Doc Savage did a little better: his books were completely reprinted, and although it gave birth to an awful movie, these reprints gave birth to a new fan following (which seems to be larger than The Shadow's, probably because of consistency of reprints). Thankfully, the Shadow movie turned on a new generation of fans (even though the cult is relatively small), but how many people know about G-8 and his Battle Aces, or The Spider? Those who do probably know them through The Shadow or Doc.

Finally, I asked my wife (who is a few years younger than me and doesn't understand my fanaticism) about this. "Why do you think these characters aren't popular now?" Her reply, which sadly explained a lot: "Because they're old." I think the setting of "the old days" doesn't appeal to todays audience, who only want "new", "next", and "modern".

I wonder if "the kids" would like The Shadow if he was called "The Shadow EXTREME!!". Maybe he could snowboard or bungee-jump. (Just kidding, of course)

—Don
I think the reason that the Shadow isn't well known today is partly because society changed, and partly because even though he would work perfectly in the present day, he didn't make the transition very well at all.

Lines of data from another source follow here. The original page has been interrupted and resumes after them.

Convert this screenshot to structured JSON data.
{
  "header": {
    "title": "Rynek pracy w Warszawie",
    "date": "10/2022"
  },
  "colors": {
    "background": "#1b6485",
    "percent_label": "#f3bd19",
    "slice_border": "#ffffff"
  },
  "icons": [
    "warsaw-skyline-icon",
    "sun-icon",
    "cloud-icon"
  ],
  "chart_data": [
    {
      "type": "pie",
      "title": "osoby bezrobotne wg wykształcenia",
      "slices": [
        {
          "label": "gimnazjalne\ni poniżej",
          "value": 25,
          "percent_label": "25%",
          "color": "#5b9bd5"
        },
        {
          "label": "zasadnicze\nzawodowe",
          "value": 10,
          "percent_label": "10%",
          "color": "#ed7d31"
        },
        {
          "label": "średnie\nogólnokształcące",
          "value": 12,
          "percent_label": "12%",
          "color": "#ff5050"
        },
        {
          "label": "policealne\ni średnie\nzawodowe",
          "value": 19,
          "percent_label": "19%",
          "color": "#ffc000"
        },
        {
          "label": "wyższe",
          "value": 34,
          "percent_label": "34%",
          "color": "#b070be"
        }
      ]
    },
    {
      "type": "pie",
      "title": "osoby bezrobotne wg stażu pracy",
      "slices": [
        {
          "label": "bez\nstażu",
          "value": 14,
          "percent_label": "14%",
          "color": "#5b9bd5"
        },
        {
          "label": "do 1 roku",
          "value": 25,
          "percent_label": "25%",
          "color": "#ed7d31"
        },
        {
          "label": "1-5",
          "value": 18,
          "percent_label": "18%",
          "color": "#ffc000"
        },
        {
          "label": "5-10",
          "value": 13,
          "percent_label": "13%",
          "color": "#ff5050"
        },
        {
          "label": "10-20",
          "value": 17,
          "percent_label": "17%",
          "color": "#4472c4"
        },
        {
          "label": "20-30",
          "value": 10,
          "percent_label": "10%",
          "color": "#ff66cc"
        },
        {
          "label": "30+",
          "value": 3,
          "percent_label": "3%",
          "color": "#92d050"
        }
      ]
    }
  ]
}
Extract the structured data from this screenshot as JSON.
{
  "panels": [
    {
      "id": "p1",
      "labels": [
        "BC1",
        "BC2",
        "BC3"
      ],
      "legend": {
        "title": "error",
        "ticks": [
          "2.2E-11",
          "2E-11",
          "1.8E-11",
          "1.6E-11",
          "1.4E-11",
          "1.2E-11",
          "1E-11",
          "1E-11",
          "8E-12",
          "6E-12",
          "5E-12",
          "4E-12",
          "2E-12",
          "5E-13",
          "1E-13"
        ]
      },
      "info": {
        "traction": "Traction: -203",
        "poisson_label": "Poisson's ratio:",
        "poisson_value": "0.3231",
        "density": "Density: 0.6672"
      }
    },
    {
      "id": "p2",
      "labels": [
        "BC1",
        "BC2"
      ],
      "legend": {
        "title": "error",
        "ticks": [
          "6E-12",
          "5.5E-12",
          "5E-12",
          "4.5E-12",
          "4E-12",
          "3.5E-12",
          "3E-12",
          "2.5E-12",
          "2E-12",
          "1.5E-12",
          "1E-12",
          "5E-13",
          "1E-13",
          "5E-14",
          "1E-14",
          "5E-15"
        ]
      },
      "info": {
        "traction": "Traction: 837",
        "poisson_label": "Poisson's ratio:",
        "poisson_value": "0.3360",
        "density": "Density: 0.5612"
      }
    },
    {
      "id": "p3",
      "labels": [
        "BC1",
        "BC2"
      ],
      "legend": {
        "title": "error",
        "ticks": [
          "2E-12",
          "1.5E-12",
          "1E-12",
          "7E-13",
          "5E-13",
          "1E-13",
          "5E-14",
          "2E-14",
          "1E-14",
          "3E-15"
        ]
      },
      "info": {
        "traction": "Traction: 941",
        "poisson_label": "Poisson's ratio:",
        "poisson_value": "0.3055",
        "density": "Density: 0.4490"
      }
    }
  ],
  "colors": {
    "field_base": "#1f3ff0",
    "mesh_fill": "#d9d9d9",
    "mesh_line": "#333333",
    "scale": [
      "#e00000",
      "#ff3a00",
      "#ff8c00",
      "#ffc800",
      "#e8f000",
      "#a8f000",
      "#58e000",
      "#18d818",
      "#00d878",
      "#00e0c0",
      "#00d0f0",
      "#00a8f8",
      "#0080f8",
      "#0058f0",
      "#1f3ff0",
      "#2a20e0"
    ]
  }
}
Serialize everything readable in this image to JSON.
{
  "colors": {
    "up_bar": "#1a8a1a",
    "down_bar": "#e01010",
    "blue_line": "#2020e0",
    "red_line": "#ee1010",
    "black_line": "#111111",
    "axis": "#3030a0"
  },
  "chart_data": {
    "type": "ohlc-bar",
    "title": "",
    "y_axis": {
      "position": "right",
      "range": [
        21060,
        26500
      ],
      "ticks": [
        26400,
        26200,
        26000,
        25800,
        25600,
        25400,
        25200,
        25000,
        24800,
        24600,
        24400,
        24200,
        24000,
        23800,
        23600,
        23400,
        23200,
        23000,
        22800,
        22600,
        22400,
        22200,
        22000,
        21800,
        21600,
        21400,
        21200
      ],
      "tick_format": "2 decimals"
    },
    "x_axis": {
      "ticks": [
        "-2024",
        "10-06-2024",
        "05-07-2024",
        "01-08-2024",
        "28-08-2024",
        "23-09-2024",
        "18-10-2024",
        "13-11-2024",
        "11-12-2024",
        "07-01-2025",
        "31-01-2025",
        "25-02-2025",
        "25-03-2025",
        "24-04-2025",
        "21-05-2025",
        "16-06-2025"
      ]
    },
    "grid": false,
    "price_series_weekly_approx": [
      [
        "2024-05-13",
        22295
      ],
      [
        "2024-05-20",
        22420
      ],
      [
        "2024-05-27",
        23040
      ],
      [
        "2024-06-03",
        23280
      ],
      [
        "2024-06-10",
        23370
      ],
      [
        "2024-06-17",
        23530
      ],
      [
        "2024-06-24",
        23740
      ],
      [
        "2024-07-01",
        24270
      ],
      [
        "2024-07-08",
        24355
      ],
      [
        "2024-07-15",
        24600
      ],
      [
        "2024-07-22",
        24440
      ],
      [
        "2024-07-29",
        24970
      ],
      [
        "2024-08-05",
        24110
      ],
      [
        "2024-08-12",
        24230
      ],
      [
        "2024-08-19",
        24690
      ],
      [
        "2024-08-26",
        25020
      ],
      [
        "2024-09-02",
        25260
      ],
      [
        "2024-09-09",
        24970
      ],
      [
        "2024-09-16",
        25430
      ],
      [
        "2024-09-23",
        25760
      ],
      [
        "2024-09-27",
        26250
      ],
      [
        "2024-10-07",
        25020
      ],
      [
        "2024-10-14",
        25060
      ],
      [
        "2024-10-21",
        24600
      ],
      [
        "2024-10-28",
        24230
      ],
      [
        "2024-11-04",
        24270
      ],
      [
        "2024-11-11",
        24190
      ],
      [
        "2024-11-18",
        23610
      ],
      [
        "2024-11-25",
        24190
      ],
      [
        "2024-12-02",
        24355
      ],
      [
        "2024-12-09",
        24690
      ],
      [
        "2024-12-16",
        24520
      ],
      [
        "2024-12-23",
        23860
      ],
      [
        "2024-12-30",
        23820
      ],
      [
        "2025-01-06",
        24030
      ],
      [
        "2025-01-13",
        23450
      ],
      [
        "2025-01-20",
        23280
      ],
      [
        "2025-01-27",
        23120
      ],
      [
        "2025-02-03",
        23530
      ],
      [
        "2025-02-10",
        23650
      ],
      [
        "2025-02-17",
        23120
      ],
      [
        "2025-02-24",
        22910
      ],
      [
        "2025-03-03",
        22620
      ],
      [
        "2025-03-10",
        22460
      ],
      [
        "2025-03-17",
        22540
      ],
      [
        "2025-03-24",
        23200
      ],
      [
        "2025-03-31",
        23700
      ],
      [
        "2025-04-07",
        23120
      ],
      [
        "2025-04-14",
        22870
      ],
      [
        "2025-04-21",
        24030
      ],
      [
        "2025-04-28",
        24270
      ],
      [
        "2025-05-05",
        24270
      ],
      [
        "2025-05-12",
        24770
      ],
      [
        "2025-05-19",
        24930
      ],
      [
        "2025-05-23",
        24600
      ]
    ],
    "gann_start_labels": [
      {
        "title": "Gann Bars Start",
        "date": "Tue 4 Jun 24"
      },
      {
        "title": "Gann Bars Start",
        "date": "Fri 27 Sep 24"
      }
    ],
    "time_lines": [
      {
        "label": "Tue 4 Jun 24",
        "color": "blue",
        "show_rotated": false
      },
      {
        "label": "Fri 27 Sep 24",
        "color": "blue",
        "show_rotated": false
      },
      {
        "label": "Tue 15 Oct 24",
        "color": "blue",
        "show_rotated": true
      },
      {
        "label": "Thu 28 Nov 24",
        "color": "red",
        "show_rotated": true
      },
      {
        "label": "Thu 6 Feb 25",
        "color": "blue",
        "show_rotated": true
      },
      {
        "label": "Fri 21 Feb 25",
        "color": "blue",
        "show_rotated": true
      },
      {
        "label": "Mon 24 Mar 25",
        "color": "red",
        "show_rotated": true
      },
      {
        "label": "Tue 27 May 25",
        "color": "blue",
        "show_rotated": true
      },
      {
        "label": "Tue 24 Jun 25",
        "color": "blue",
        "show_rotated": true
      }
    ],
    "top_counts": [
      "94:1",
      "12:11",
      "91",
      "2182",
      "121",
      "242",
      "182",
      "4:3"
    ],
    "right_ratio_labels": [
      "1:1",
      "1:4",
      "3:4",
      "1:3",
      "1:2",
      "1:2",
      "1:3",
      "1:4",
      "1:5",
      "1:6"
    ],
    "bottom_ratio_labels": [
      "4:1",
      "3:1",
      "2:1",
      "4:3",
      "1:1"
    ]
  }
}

That was mainly the fault of the people who owned the property, and partly because, well, they had *too* much cling to the continuity. If they had sold a license or even the entire property to, say, Marvel Comic books, expecially at the time of the creation of Spider-Man and the Fantastic Four, the character might still be popular, and so forth, provided they were able to bend the character so that he fit within the Marvel Universe.

Also, I say that the times changed, because when Vietnam happened and with the protest scene (from what I've gathered), being rich was being on the side of "the man", and there was the simple matter of the violence in The Shadow's world. It was violent, and The Shadow did kill people. Unfortunately, in society then, especially in the part of culture that was of the age that would buy the comic books, and listen to the radio shows, they were not into that kind of entertainment, and some of that culture spread to that period of American history's Heroic Ideal.

At least, that's what I think.

—Alex Case
The Shadow isn't popular today as was yesteryear is becuse people forgot how to use their imagnations. Everything today is high tech, most kids today grew up in the Star Wars age and didn't have a chance to read and dream about being that superhero, or being that cowboy, or being on that planet. Everything is done for them!

It's a shame!

—Michael Chatterton
Young people do not like to read. They play video games. Young people miss the excitement of reading. Of course, there are exceptions. There is no rule without exceptions.

—Al Blas
Ah, a very good question indeed. Why has The Shadow disappeared from the public mind. I believe there are many reasons behind why.

1.) The introduction of televison, thus people lost interest in listening to the radio.
2.) The death of his creator, Maxwell Grant aka Walter B. Gibson.
3.) No one actually knows who owns the rights to The Shadow.
4.) Why bother with a gun wielding (anti-hero), who is above the law and takes matters into his own hands or (agents taking matters into their own), when people seem to like those heroes who are willing to give the criminal a sporting second chance. Hey, The Shadow gave criminals the same offer, but cross him again... fwtt that's it.
5.) Who can bring back The Shadow. I don't know if this crimefighter could be updated. He could be updated, but it would be very difficult to update him and for his fans to acept this update from the man we know and all love him as.